The variables include descriptions and identifiers of registered products, substances, pharmaceutical products, packaged components and manufactured items to describe the content of products. It also includes the context of products such as, by whom is it registered where and since when; who approved it and who manufactured it. All of this type of information (and more) is to be registered to allow for attributing adverse events to the registered product, the pharmaceutical product, a packaged component, a drug substance or a manufacturer. With this, signal detection is to be improved and corrective actions can be made to reduce hospitalization and deaths due changes in any of those variables.
Lack of authoritative data sources and common terminology
Too often companies have multiple sources with various terminology for the same information. As a result, employees cannot (fully) rely on the information in their Regulatory Information Management (RIM) system. It is obvious that the true data is somewhere, but lack of trust makes people set up their own spreadsheets/databases which need to be verified any time a question is raised.
Regulators face the same problems about multiple sources and various terminology. Therefore, the EU regulators implemented an new structure called XEVMPD and initiated the development of ISO IDMP (a further extension of XEVMPD-like data and data types). Both, the EU-EMA and US-FDA have been developing standardized terminology to be used in the XEVMPD structure (EU only) or IDMP structure. Industry could, or better should, take advantage of these initiatives to manage unambiguous authoritative data sources within their own organizations, irrespective of a deadline for submitting this data as such to the health authorities.
Our specialists understand the business needs; know what structures have been developed; what controlled terminology can be used and how software tools need to be configured to facilitate the Product registration tracking, planning and reporting. Our specialists have experience with different regulatory tracking systems (incl. ArisGlobal Register, Samarind RMS and Lorenz drugTrack) and have a thorough understanding of the business context. We help companies to establish a strong and reliable RIM solution, which can be used as a transparent source of truth across regulatory affairs and beyond. This includes efficient registration planning, tracking and reporting and timely management of health authority correspondence and commitments.
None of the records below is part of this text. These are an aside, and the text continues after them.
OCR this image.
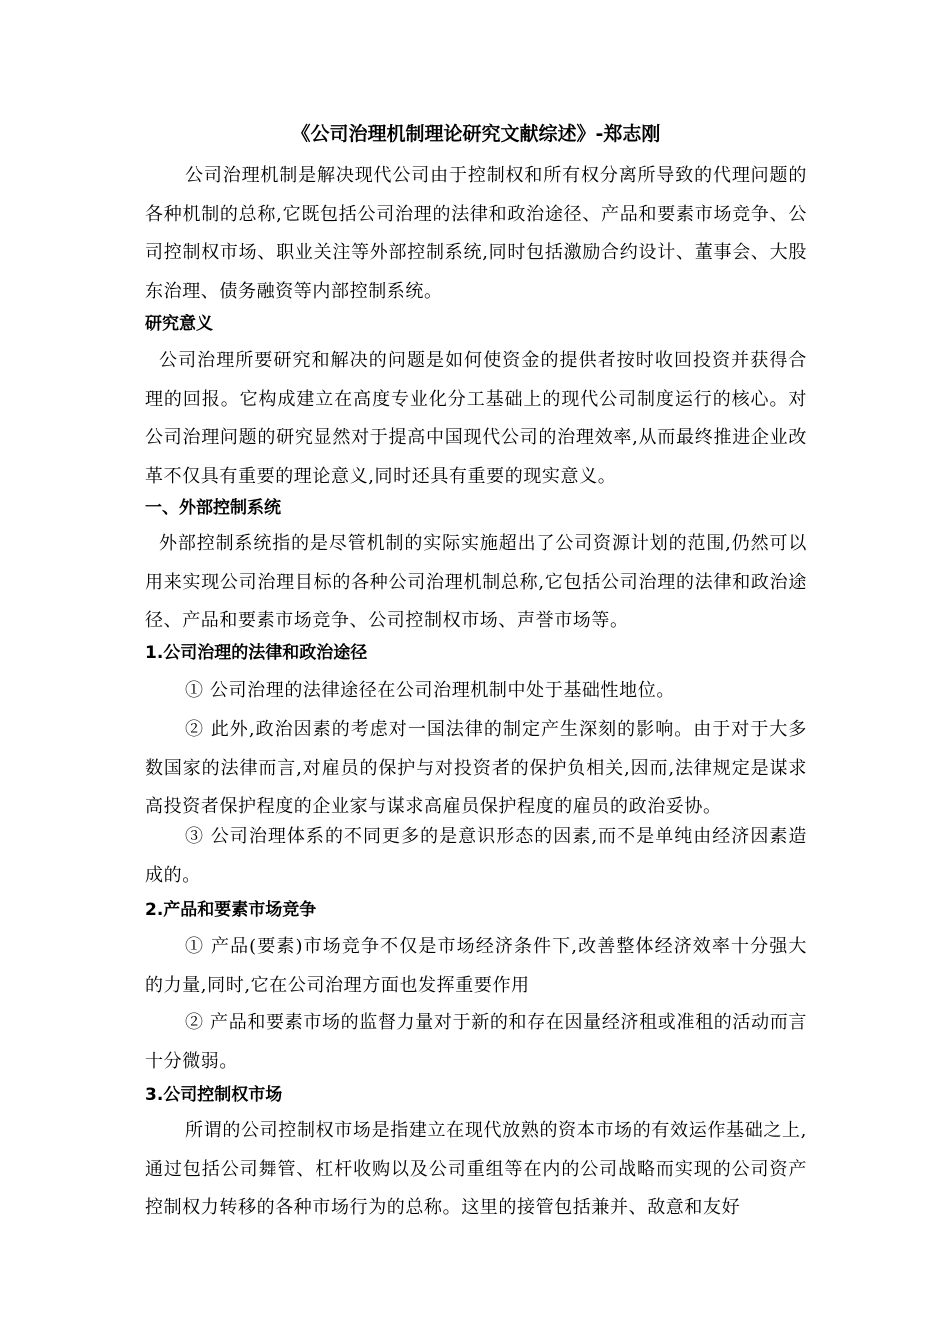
《公司治理机制理论研究文献综述》-郑志刚
公司治理机制是解决现代公司由于控制权和所有权分离所导致的代理问题的各种机制的总称,它既包括公司治理的法律和政治途径、产品和要素市场竞争、公司控制权市场、职业关注等外部控制系统,同时包括激励合约设计、董事会、大股东治理、债务融资等内部控制系统。
研究意义
公司治理所要研究和解决的问题是如何使资金的提供者按时收回投资并获得合理的回报。它构成建立在高度专业化分工基础上的现代公司制度运行的核心。对公司治理问题的研究显然对于提高中国现代公司的治理效率,从而最终推进企业改革不仅具有重要的理论意义,同时还具有重要的现实意义。
一、外部控制系统
外部控制系统指的是尽管机制的实际实施超出了公司资源计划的范围,仍然可以用来实现公司治理目标的各种公司治理机制总称,它包括公司治理的法律和政治途径、产品和要素市场竞争、公司控制权市场、声誉市场等。
1.公司治理的法律和政治途径
① 公司治理的法律途径在公司治理机制中处于基础性地位。
② 此外,政治因素的考虑对一国法律的制定产生深刻的影响。由于对于大多数国家的法律而言,对雇员的保护与对投资者的保护负相关,因而,法律规定是谋求高投资者保护程度的企业家与谋求高雇员保护程度的雇员的政治妥协。
③ 公司治理体系的不同更多的是意识形态的因素,而不是单纯由经济因素造成的。
2.产品和要素市场竞争
① 产品(要素)市场竞争不仅是市场经济条件下,改善整体经济效率十分强大的力量,同时,它在公司治理方面也发挥重要作用
② 产品和要素市场的监督力量对于新的和存在因量经济租或准租的活动而言十分微弱。
3.公司控制权市场
所谓的公司控制权市场是指建立在现代放熟的资本市场的有效运作基础之上,通过包括公司舞管、杠杆收购以及公司重组等在内的公司战略而实现的公司资产控制权力转移的各种市场行为的总称。这里的接管包括兼并、敌意和友好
Our consultants can help you to streamline end-to-end regulatory information management with optimized daily business workflows. We understand the importance of data governance, minimizing data duplication, real-time availability of data and flexible reporting. Our consultants help you to implement the right combination of technical and procedural measures to achieve this and be able to support different regulatory use cases. This includes use cases which extend beyond the Regulatory Affairs department like Change Control, Safety Reporting, XEVMPD and Serialization (Track and Trace).
Our data stewards can help to manage your structured product data and maintain, restructure or cleanse the data in your registration tracking database. This includes structuring of substance information (ingredients), packaged medicinal product information, details related to indications and contra-indications and submission of authorized product information in XEVMPD.